This post is written by Utkarsh Agrawal, currently studying in NUJS, Kolkata.
It is in the best interest of any country to reduce fraud, misconduct or illegal activity, which exists inside the country. Citizens can play a significant role in facilitating In the detection of such activities, by whistle-blowing. However, establishment of an effective whistleblower system may require appropriate incentivisation and protection for the whistleblower. An ideal whistleblower policy should:

a. Establish a simple procedure for disclosure
b. Incentivize the whistleblower
c. Protect the whistleblower against retaliation
d. Address both concerns raised internally and externally
e. List a fair method of investigation
f. Create a special body to enforce the policy

Problems with the Whistleblower Act

The Indian Parliament was passed the Whistle Blowers Protection Bill (“Whistleblower Act”), 2011 received President’s nod on May 9 and was notified on May 12, 2014 as a step against corruption. It is supposed to complement the RTI Act and empower people to address corruption and malpractice. However, most of the standard provisions have been left out. For example the Act does not include maladministration as recommended by the Law Commission (also present in similar acts in UK, US and other countries). Therefore the bill has been plagued with serious deficiencies and is expected to fail to cause an impact.

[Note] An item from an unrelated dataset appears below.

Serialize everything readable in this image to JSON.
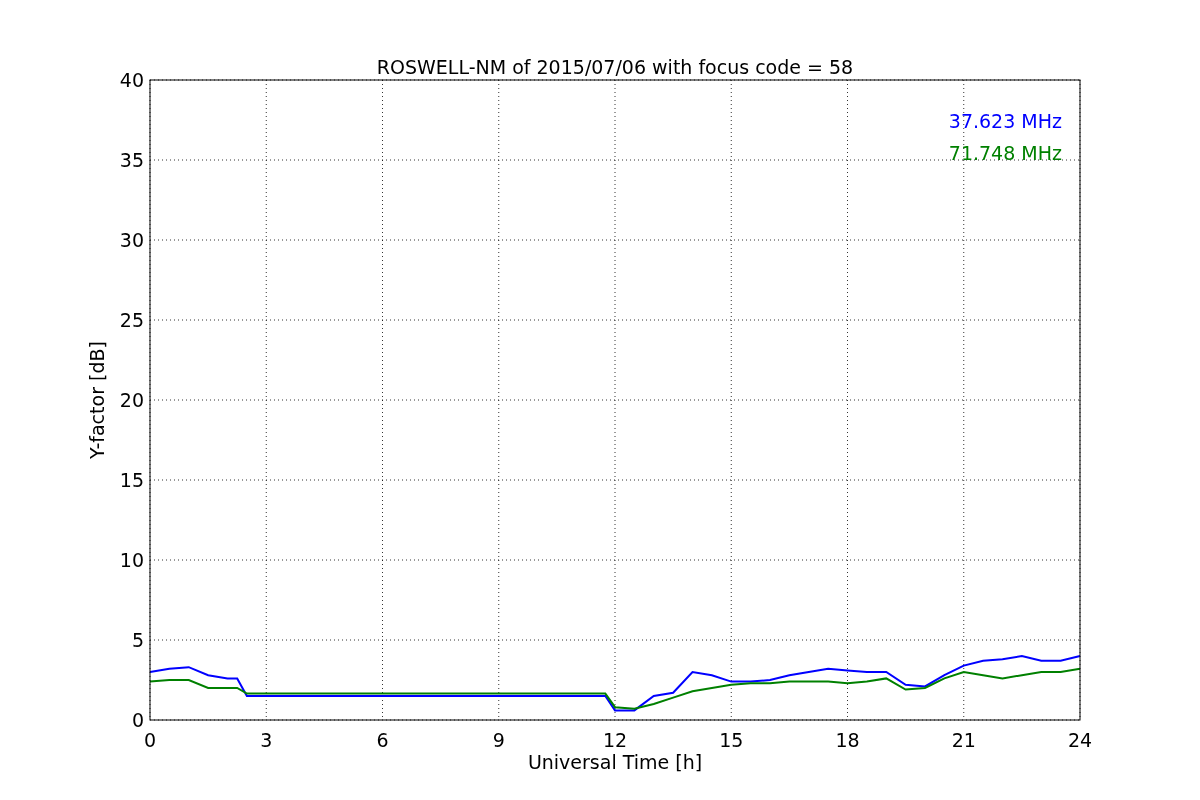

Limited to cover only public servants and not ministers:

Instead of empowering the CVC to root out corruption and maladministration from all levels of the Government, the Act has limited the power to public servants. Therefore, politicians (ministers) continue to remain out of grasp of the “any other person). Since the ministers are at the top of the hierarchy and control the working of entire departments, this is a serious lapse.

Inadequate/No incentive for whistleblower:

If it is in a country’s best interest to support whistleblower, she should first incentivize it. This will encourage people to turn whistleblowers in the future. Further, whistleblowers will be at a risk of victimization cause of their disclosures and must be compensated for the same.

No time limit for inquiry:

In a country notorious for inordinate delay in proceedings, the Act fails to limit the time available for the CVC to complete the inquiry. This allows the CVC to drag on the inquiry for years, which may find the whistleblower being victimized. Further, continuous delays in inquiry will dilute the impact of the bill to deter mal-administration.

Limited the protection against retaliation:

The Act does not define Victimization and does not specify the punishment for it either. This is a serious deficiency as there is little or no safeguard for the whistleblower. Further there is no provision to protect the whistleblower or witness during the investigation or trial.

Therefore the only protection available to the whistleblower is that his identity is hidden. However, the Act allows the CVC to reveal the identity if it feels that it is necessary to do so. Also, false complaint has a strict penalty of imprisonment extending upto 2 years and fine upto Rs. 30,000.

No provision for anonymous complaint

There is no provision for anonymous complaints. While the same may prevent frivolous complaints, it will be at the very high cost to the Government, as it will prevent a lot of genuine complaints. Further, the power of the Act to deter such corruption will also be highly magnified for there will be no scope of victimization. The alleged public servant shall have to fight against the mechanism of the State as opposed to a meek individual (whistleblower). The State should find another way to deal with frivolous complaints, maybe by developing an efficient method to screen complaints. Taking away the provision for anonymous complaint complicates the process of whistleblowing and discourages people from coming forward with their complaints.

No power to punish the public servant

The power of the CVC is limited to recommending action against public servants to their concerned department and cannot directly purse action against them.

It is essential to take a relaxed and protective approach in drafting the whistleblower policy for it lies in the best interest of the Country. The process of investigation and of judgment may be created in such a manner as to prevent injustice even though it may be complicated. However, it is of utmost importance to take a liberal view and establishing simple procedure for reporting of concerns by whistleblowers.

The Whistleblower Act is thus merely a statutory confirmation of the 2004 Government Resolution, which empowered Central Vigilance Commission (CVC) to take steps to protect whistleblowers. The resolution has been proven inadequate and attracts less than five hundred complaints in a year. Therefore, this Act is expected to make no significant difference.